Do You Ever Forget Your First Love?
I spent a couple of years writing love stories for the Houston Chronicle Sunday edition and a lot of them were about reunited first loves. There is something so powerful about a young first love experience that it seems people never quite completely shake it off. Is it because it happens when our hearts are still innocent and pure – before that first inevitable heartbreak? Many go searching to recapture that lost love.
Well, my story of first love does not quite follow that pattern, and we did not end up together. Still it is a memory that stays with me in the most healthy and positive way. In many ways, the confidence I gained from this experience starting at age 15 until about 18, gave me the momentum to overcome the many hurdles in my life and become the success I am today.
I was a romanticist living in a truly hopeless and dreary situation as a young teen. I started working when I was 10 years old to buy clothes and other niceties that young girls wanted. I, at times, worked two and three jobs at the same time and went to school, trying to keep up my grades so I could go to college. At home during my little free time, I had to clean house because my mother worked. A real life Cinderella.
When I was in eighth grade I saw the Franco Zeffirelli movie Romeo & Juliet with Leonard Whiting and Olivia Hussey at least 15 times. (I paid for it myself!) A believer in fairy tales and with an irrepressible optimism despite my grim circumstances, I knew I was destined for a great and powerful love such as theirs that I saw over and over again on the big screen. Oh yeah, I was a dreamer.
Yet sometimes dreams come true. I likened my story to a real life Cinderella meeting her prince, and I was just 15 when I met my prince. He was tall (6 foot to my 5 foot 7 – a necessity) and handsome, funny and talented. In the massive universe of our urban high school, we somehow connected. It seemed to me that he was the cutest boy in the entire school. He was a grade older and it took a bit of flirting work to get his interest. Once I did though, in short order, we fell deeply in love, and in our young hearts and minds we felt we were soul mates, destined to be written into the great annals of love history – like Romeo & Juliet, minus the tragedy.
His white horse was a brand new light blue Pontiac Firebird, and he swooped me off to great adventures on a weekly, and then daily basis in my teenage years. It was with him when I experienced my first of many, many rock concerts, and saw my first Broadway show.

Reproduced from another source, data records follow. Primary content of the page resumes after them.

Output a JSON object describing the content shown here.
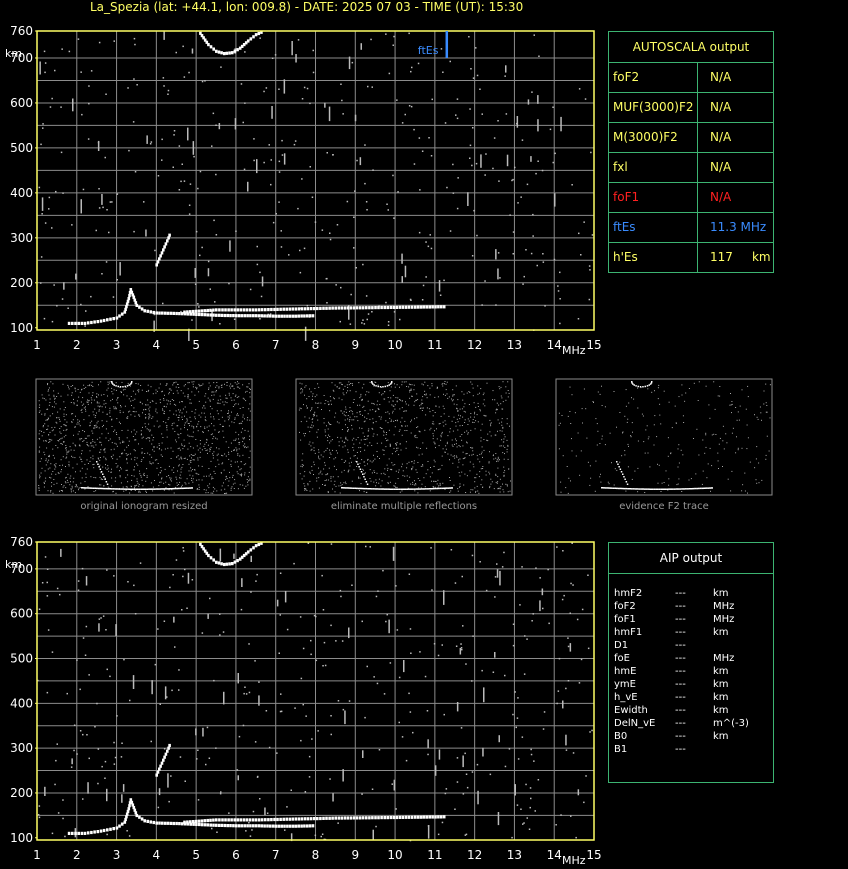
{
  "header": {
    "title": "La_Spezia (lat: +44.1, lon: 009.8) - DATE: 2025 07 03 - TIME (UT): 15:30"
  },
  "autoscala": {
    "title": "AUTOSCALA output",
    "rows": [
      {
        "name": "foF2",
        "value": "N/A",
        "color": "#ffff66"
      },
      {
        "name": "MUF(3000)F2",
        "value": "N/A",
        "color": "#ffff66"
      },
      {
        "name": "M(3000)F2",
        "value": "N/A",
        "color": "#ffff66"
      },
      {
        "name": "fxl",
        "value": "N/A",
        "color": "#ffff66"
      },
      {
        "name": "foF1",
        "value": "N/A",
        "color": "#ff2020"
      },
      {
        "name": "ftEs",
        "value": "11.3 MHz",
        "color": "#3a8cff"
      },
      {
        "name": "h'Es",
        "value": "117     km",
        "color": "#ffff66"
      }
    ]
  },
  "aip": {
    "title": "AIP output",
    "rows": [
      {
        "name": "hmF2",
        "val": "---",
        "unit": "km"
      },
      {
        "name": "foF2",
        "val": "---",
        "unit": "MHz"
      },
      {
        "name": "foF1",
        "val": "---",
        "unit": "MHz"
      },
      {
        "name": "hmF1",
        "val": "---",
        "unit": "km"
      },
      {
        "name": "D1",
        "val": "---",
        "unit": ""
      },
      {
        "name": "foE",
        "val": "---",
        "unit": "MHz"
      },
      {
        "name": "hmE",
        "val": "---",
        "unit": "km"
      },
      {
        "name": "ymE",
        "val": "---",
        "unit": "km"
      },
      {
        "name": "h_vE",
        "val": "---",
        "unit": "km"
      },
      {
        "name": "Ewidth",
        "val": "---",
        "unit": "km"
      },
      {
        "name": "DelN_vE",
        "val": "---",
        "unit": "m^(-3)"
      },
      {
        "name": "B0",
        "val": "---",
        "unit": "km"
      },
      {
        "name": "B1",
        "val": "---",
        "unit": ""
      }
    ]
  },
  "captions": [
    "original ionogram resized",
    "eliminate multiple reflections",
    "evidence F2 trace"
  ],
  "colors": {
    "axis": "#ffff66",
    "grid": "#8c8c8c",
    "panel_border": "#3cb371",
    "es_marker": "#3a8cff",
    "trace": "#ffffff"
  },
  "chart_data": [
    {
      "type": "scatter",
      "title": "",
      "xlabel": "MHz",
      "ylabel": "km",
      "xlim": [
        1,
        15
      ],
      "ylim": [
        95,
        760
      ],
      "xticks": [
        "1",
        "2",
        "3",
        "4",
        "5",
        "6",
        "7",
        "8",
        "9",
        "10",
        "11",
        "12",
        "13",
        "14",
        "15"
      ],
      "yticks": [
        "100",
        "200",
        "300",
        "400",
        "500",
        "600",
        "700",
        "760"
      ],
      "grid": true,
      "ftEs_marker": {
        "label": "ftEs",
        "x": 11.3,
        "y_range": [
          700,
          760
        ]
      },
      "traces": [
        {
          "name": "",
          "points": [
            [
              1.8,
              110
            ],
            [
              2.2,
              110
            ],
            [
              2.6,
              115
            ],
            [
              3.0,
              122
            ],
            [
              3.2,
              135
            ],
            [
              3.3,
              165
            ],
            [
              3.35,
              185
            ],
            [
              3.5,
              150
            ],
            [
              3.7,
              138
            ],
            [
              4.0,
              133
            ],
            [
              4.5,
              132
            ],
            [
              5.0,
              130
            ],
            [
              5.5,
              128
            ],
            [
              6.0,
              127
            ],
            [
              6.5,
              127
            ],
            [
              7.0,
              126
            ],
            [
              7.5,
              126
            ],
            [
              8.0,
              127
            ]
          ]
        },
        {
          "name": "",
          "points": [
            [
              4.0,
              240
            ],
            [
              4.1,
              260
            ],
            [
              4.2,
              280
            ],
            [
              4.3,
              300
            ],
            [
              4.35,
              312
            ]
          ]
        },
        {
          "name": "",
          "points": [
            [
              4.7,
              135
            ],
            [
              5.5,
              140
            ],
            [
              6.5,
              140
            ],
            [
              7.5,
              142
            ],
            [
              8.5,
              144
            ],
            [
              9.5,
              145
            ],
            [
              10.5,
              146
            ],
            [
              11.3,
              147
            ]
          ]
        },
        {
          "name": "",
          "points": [
            [
              5.1,
              755
            ],
            [
              5.3,
              730
            ],
            [
              5.5,
              715
            ],
            [
              5.7,
              710
            ],
            [
              5.9,
              712
            ],
            [
              6.1,
              722
            ],
            [
              6.3,
              738
            ],
            [
              6.5,
              752
            ],
            [
              6.7,
              760
            ]
          ]
        }
      ]
    },
    {
      "type": "scatter",
      "title": "",
      "xlabel": "MHz",
      "ylabel": "km",
      "xlim": [
        1,
        15
      ],
      "ylim": [
        95,
        760
      ],
      "xticks": [
        "1",
        "2",
        "3",
        "4",
        "5",
        "6",
        "7",
        "8",
        "9",
        "10",
        "11",
        "12",
        "13",
        "14",
        "15"
      ],
      "yticks": [
        "100",
        "200",
        "300",
        "400",
        "500",
        "600",
        "700",
        "760"
      ],
      "grid": true,
      "traces": [
        {
          "name": "",
          "points": [
            [
              1.8,
              110
            ],
            [
              2.2,
              110
            ],
            [
              2.6,
              115
            ],
            [
              3.0,
              122
            ],
            [
              3.2,
              135
            ],
            [
              3.3,
              165
            ],
            [
              3.35,
              185
            ],
            [
              3.5,
              150
            ],
            [
              3.7,
              138
            ],
            [
              4.0,
              133
            ],
            [
              4.5,
              132
            ],
            [
              5.0,
              130
            ],
            [
              5.5,
              128
            ],
            [
              6.0,
              127
            ],
            [
              6.5,
              127
            ],
            [
              7.0,
              126
            ],
            [
              7.5,
              126
            ],
            [
              8.0,
              127
            ]
          ]
        },
        {
          "name": "",
          "points": [
            [
              4.0,
              240
            ],
            [
              4.1,
              260
            ],
            [
              4.2,
              280
            ],
            [
              4.3,
              300
            ],
            [
              4.35,
              312
            ]
          ]
        },
        {
          "name": "",
          "points": [
            [
              4.7,
              135
            ],
            [
              5.5,
              140
            ],
            [
              6.5,
              140
            ],
            [
              7.5,
              142
            ],
            [
              8.5,
              144
            ],
            [
              9.5,
              145
            ],
            [
              10.5,
              146
            ],
            [
              11.3,
              147
            ]
          ]
        },
        {
          "name": "",
          "points": [
            [
              5.1,
              755
            ],
            [
              5.3,
              730
            ],
            [
              5.5,
              715
            ],
            [
              5.7,
              710
            ],
            [
              5.9,
              712
            ],
            [
              6.1,
              722
            ],
            [
              6.3,
              738
            ],
            [
              6.5,
              752
            ],
            [
              6.7,
              760
            ]
          ]
        }
      ]
    }
  ]
}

It was when I first experienced elegant dining, being brought gifts and flowers, and being made to feel like a princess for the first time in my life. We were from different socioeconomic circumstances, and he could afford to spoil me.
Aside from the great fun, the hours of time spent on our mutual love of music and slapstick, and excessive amount of laughter we shared, we nurtured each other’s talents and dreams at a very vulnerable and impressionable time in life. In fact, I was the first to passionately believe in his talent and knew he would become something great. We wrote gorgeous prose in the form of daily love letters to one another and I still have his letters tied up in a bow in a great big box of mementos.Ironically, both of us have become writers and he has become well respected in Hollywood in his field. We share a mutual pride in each other’s talents and accomplishments.
The above is an actual letter from him pulled from the “box.”
With our immaturity, our young love wasn’t picture perfect. It could be volatile with many intoxicating highs and devastating lows. A combination of parental pressures and other life forces and ambitions broke us up but somehow we managed to remain friends all throughout these many years. My children know this great guy as “Uncle Howard” who always bestowed wonderful treats on them.
That’s him on the far right above, a few years ago with me, my husband and all the kids.
I think of him on occasion and especially on his birthday, which happened to be the same day as our very first date oh so many years ago. So in honor of his birthday, I wrote this little tribute to him and the first love that we shared.
My mature heart, knowing full well where my love priorities are these days, will always keep some warm embers glowing for my first love. I have never felt the urge to run off with him as an adult, and yet, I feel compelled to tenderly keep him among my most treasured friends.